The second lesson is balancing this kindness with strength and integrity. Seen in her sharp wit when dealing with opposition leaders, her quick action to firmly shut New Zealand borders to initially avoid lengthy lockdowns and have minimal deaths, and in immediately tightening gun laws in New Zealand after the shooting. While New Zealand, like many countries, struggled with the ongoing economic effects and lockdown several years later from COVID, she dealt with very vocal and intense criticism.

After five and a half years of leadership, she chose to resign on February seventh of this year, stating that she, “No longer had enough in her tank,” to be able to do the best job for her nation, and instead wanted to focus more on her young daughter, and family. This honesty and self-reflection are rare and refreshing in a world saturated with patriarchal and power-hungry politicians. She reminded us that politicians are human, and need support just like everyone else.

The impact of her leadership was felt around the globe, with praise pouring in from other international leaders following her resignation. Where politics is known for toxicity and self-interest, she was a ray of sunshine and hope; from bringing her baby to the UN general assembly to her quick comebacks and her honesty and humanity in addressing the public.

Her example shows that women in leadership can balance kindness with strength. It challenges the male dominant, overpowering, and abrasive leadership which divides and separates. Having more women in leadership who are encouraged to embrace these qualities will result in creating communities of equality and compassion.
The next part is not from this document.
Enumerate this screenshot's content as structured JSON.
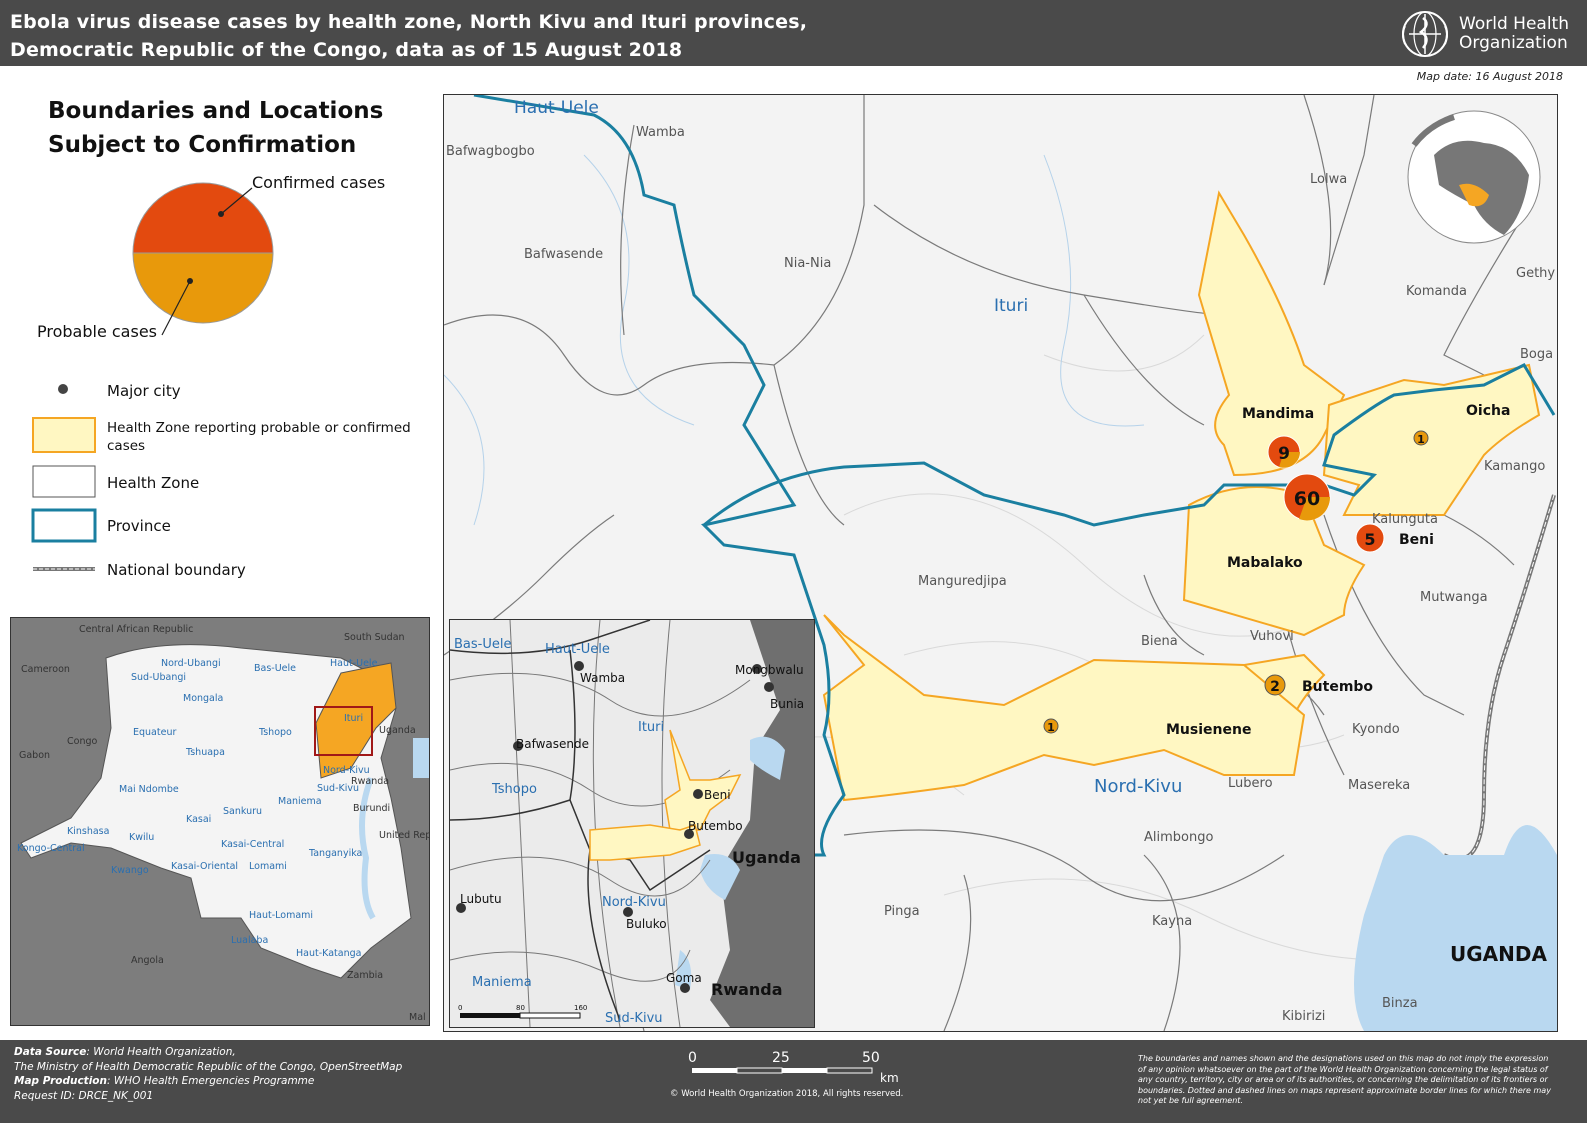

We are actively supporting women’s and girls’ leadership here at the Center for Girls. One program which we run through Diankonia’s support is the Mae Ying Chiang Khong council and ethnic group leaders. This is a group of 244 women, including six village headwomen, who champion gender equality, run workshops with men and women in the communities, and work together for child protection and awareness of gender-based violence. The women are more confident and active in community leadership and participation; and play an important role in the health, society, agriculture, and economy of Chiang Khong.